Quand il avait 12 ans. Septembre a signé un document pour mettre fin à la recherche active, le rapport indique: “décès probable par hypothermie. Aucun corps n’a été retrouvé.”L’affaire a été officiellement déclarée disparue. Clarino grey Subaru s’est garé longtemps sur le parking au début de la route touristique. Il n’y a pas touché. Sa famille lui a demandé de se lever.
En hiver, la neige recouvrait complètement la voiture et au printemps, elle s’est de nouveau révélée, comme si de rien n’était. Les touristes venant au glacier l’ont vu et ont demandé aux gardes pourquoi il se tenait là.

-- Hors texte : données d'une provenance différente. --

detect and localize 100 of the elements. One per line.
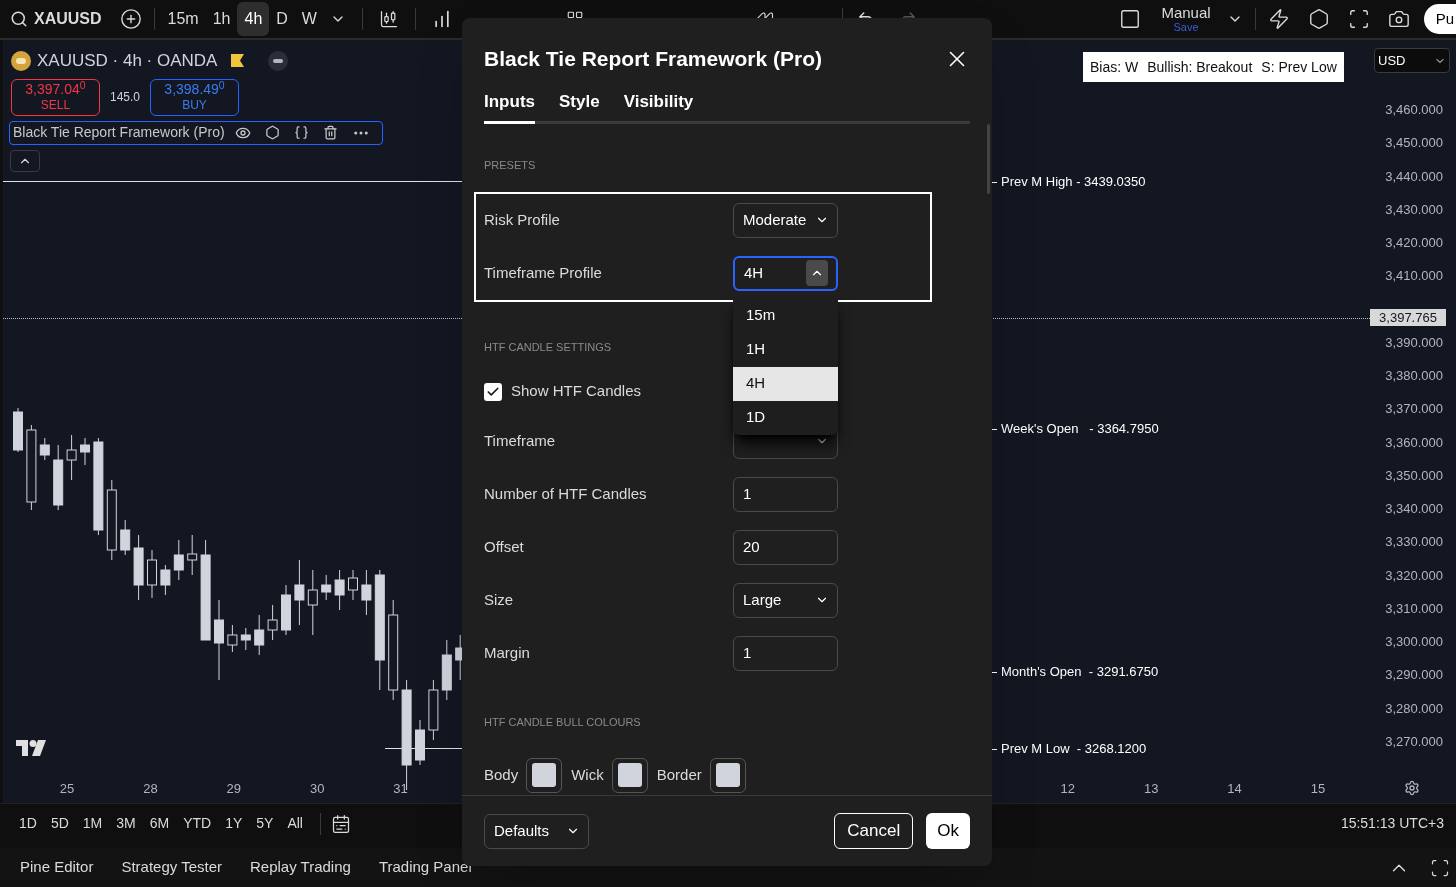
current-price-label: 3,397.765	[1370, 309, 1446, 326]
interval-button[interactable]: W	[294, 2, 324, 36]
price-label: 3,360.000	[1385, 434, 1443, 451]
candle	[428, 679, 439, 741]
range-button[interactable]: 1D	[12, 813, 44, 834]
dropdown-option[interactable]: 1D	[733, 400, 838, 435]
range-button[interactable]: 5Y	[249, 813, 281, 834]
coin-icon	[11, 50, 31, 71]
dialog-tab[interactable]: Inputs	[484, 89, 535, 124]
logo-icon	[16, 740, 48, 756]
dropdown-option[interactable]: 15m	[733, 298, 838, 333]
level-tick	[992, 748, 997, 750]
interval-button[interactable]: D	[269, 2, 295, 36]
dialog-tab[interactable]: Visibility	[623, 89, 694, 124]
camera-icon[interactable]	[1387, 8, 1410, 30]
lightning-icon[interactable]	[1267, 8, 1290, 30]
settings-icon[interactable]	[264, 125, 280, 140]
candle	[173, 539, 184, 581]
field-label: Size	[484, 589, 515, 610]
publish-button[interactable]: Pu	[1423, 4, 1456, 34]
candle	[361, 569, 372, 616]
price-label: 3,370.000	[1385, 401, 1443, 418]
input-field[interactable]: 20	[733, 529, 838, 565]
price-label: 3,290.000	[1385, 667, 1443, 684]
defaults-select[interactable]: Defaults	[484, 813, 589, 849]
candle	[415, 719, 425, 766]
range-button[interactable]: 1Y	[218, 813, 250, 834]
search-icon	[10, 10, 28, 28]
layout-button[interactable]: Manual Save	[1161, 5, 1211, 33]
price-label: 3,430.000	[1385, 201, 1443, 218]
candle	[39, 437, 50, 461]
price-label: 3,280.000	[1385, 700, 1443, 717]
select-field[interactable]: Large	[733, 582, 838, 618]
price-label: 3,270.000	[1385, 733, 1443, 750]
panel-tab[interactable]: Strategy Tester	[107, 856, 236, 879]
field-label: Timeframe	[484, 430, 557, 451]
color-swatch[interactable]	[709, 757, 746, 793]
range-button[interactable]: 6M	[142, 813, 177, 834]
level-label: Prev M High - 3439.0350	[1001, 173, 1146, 191]
color-swatch[interactable]	[526, 757, 563, 793]
price-label: 3,450.000	[1385, 135, 1443, 152]
time-label: 31	[393, 780, 408, 798]
candle	[254, 614, 265, 656]
settings-icon[interactable]	[1307, 8, 1330, 30]
scrollbar-thumb[interactable]	[987, 123, 990, 194]
section-heading: HTF CANDLE SETTINGS	[484, 340, 612, 356]
range-button[interactable]: 3M	[109, 813, 143, 834]
checkbox[interactable]	[484, 382, 502, 401]
input-field[interactable]: 1	[733, 635, 838, 671]
candle	[441, 639, 452, 701]
field-label: Number of HTF Candles	[484, 483, 648, 504]
range-button[interactable]: YTD	[176, 813, 219, 834]
level-tick	[992, 671, 997, 673]
range-button[interactable]: 5D	[43, 813, 76, 834]
panel-tab[interactable]: Trading Panel	[364, 856, 486, 879]
range-button[interactable]: 1M	[75, 813, 110, 834]
field-label: Offset	[484, 536, 525, 557]
add-icon[interactable]	[119, 8, 142, 30]
interval-button[interactable]: 4h	[237, 2, 270, 36]
dropdown-option[interactable]: 4H	[733, 366, 838, 401]
square-icon[interactable]	[1119, 8, 1142, 30]
select-field[interactable]: 4H	[733, 255, 838, 291]
range-button[interactable]: All	[280, 813, 310, 834]
minus-icon[interactable]	[268, 50, 289, 71]
candlestick-icon[interactable]	[378, 9, 399, 29]
dropdown-option[interactable]: 1H	[733, 332, 838, 367]
candle	[66, 434, 77, 481]
currency-select[interactable]: USD	[1374, 48, 1450, 73]
field-label: Body	[484, 764, 519, 785]
color-swatch[interactable]	[611, 757, 648, 793]
field-label: Show HTF Candles	[511, 381, 642, 402]
buy-button[interactable]: 3,398.49$^{0}$ BUY	[150, 78, 240, 116]
indicator-legend[interactable]: Black Tie Report Framework (Pro)	[9, 120, 383, 145]
panel-tab[interactable]: Replay Trading	[236, 856, 365, 879]
trash-icon[interactable]	[322, 125, 338, 140]
indicator-name: Black Tie Report Framework (Pro)	[13, 123, 225, 142]
maximize-icon[interactable]	[1430, 857, 1450, 878]
field-label: Wick	[571, 764, 604, 785]
interval-button[interactable]: 15m	[160, 2, 206, 36]
collapse-button[interactable]	[10, 149, 40, 172]
candle	[307, 569, 318, 636]
time-label: 12	[1060, 780, 1076, 798]
select-field[interactable]: Moderate	[733, 202, 838, 238]
panel-tab[interactable]: Pine Editor	[6, 856, 108, 879]
input-field[interactable]: 1	[733, 476, 838, 512]
sell-button[interactable]: 3,397.04$^{0}$ SELL	[11, 78, 100, 116]
bias-text: S: Prev Low	[1261, 57, 1337, 77]
settings-icon[interactable]	[1404, 780, 1420, 796]
calendar-icon[interactable]	[331, 813, 351, 834]
fullscreen-icon[interactable]	[1347, 8, 1370, 30]
braces-icon[interactable]	[293, 125, 309, 140]
field-label: Border	[656, 764, 702, 785]
ok-button[interactable]: Ok	[926, 813, 970, 849]
symbol-search[interactable]: XAUUSD	[10, 7, 102, 31]
time-label: 28	[143, 780, 158, 798]
cancel-button[interactable]: Cancel	[834, 813, 914, 849]
interval-button[interactable]: 1h	[205, 2, 238, 36]
dialog-tab[interactable]: Style	[559, 89, 600, 124]
price-label: 3,420.000	[1385, 235, 1443, 252]
price-label: 3,350.000	[1385, 467, 1443, 484]
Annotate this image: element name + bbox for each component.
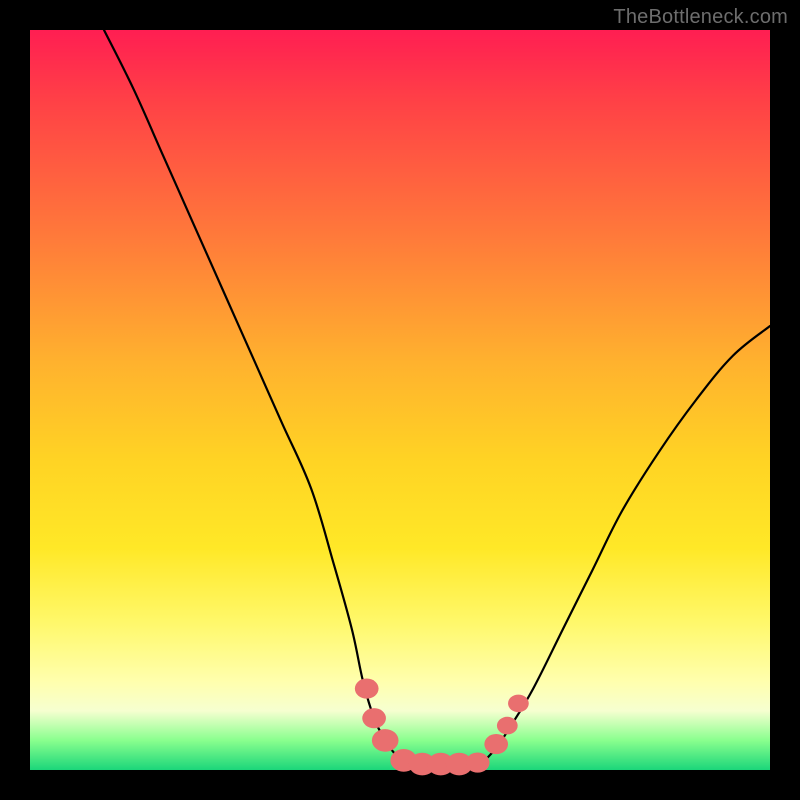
valley-bead bbox=[362, 708, 386, 728]
valley-bead bbox=[508, 695, 529, 713]
valley-bead bbox=[372, 729, 399, 752]
valley-bead bbox=[497, 717, 518, 735]
watermark-label: TheBottleneck.com bbox=[613, 6, 788, 29]
plot-area bbox=[30, 30, 770, 770]
valley-beads-group bbox=[355, 679, 529, 776]
bottleneck-curve bbox=[104, 30, 770, 767]
chart-frame: TheBottleneck.com bbox=[0, 0, 800, 800]
valley-bead bbox=[484, 734, 508, 754]
valley-bead bbox=[355, 679, 379, 699]
valley-bead bbox=[466, 753, 490, 773]
curve-svg bbox=[30, 30, 770, 770]
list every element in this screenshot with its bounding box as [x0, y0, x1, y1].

La réponse était toujours la même. “Le propriétaire n’est pas revenu.”C’était la fin de la première phase des recherches.
Les montagnes gardaient leur silence, et la photographie brûlée de la chèvre des neiges était la seule preuve que Clara Mitchell existait vraiment au milieu de ce silence blanc. L’automne 2014 a apporté des gelées précoces au Montana. Lorsque la neige a finalement fermé les sentiers dans la région du lac glacé, les recherches de Clara Mitchell ont officiellement pris fin. Le rapport du Service des parcs nationaux était un dossier sec.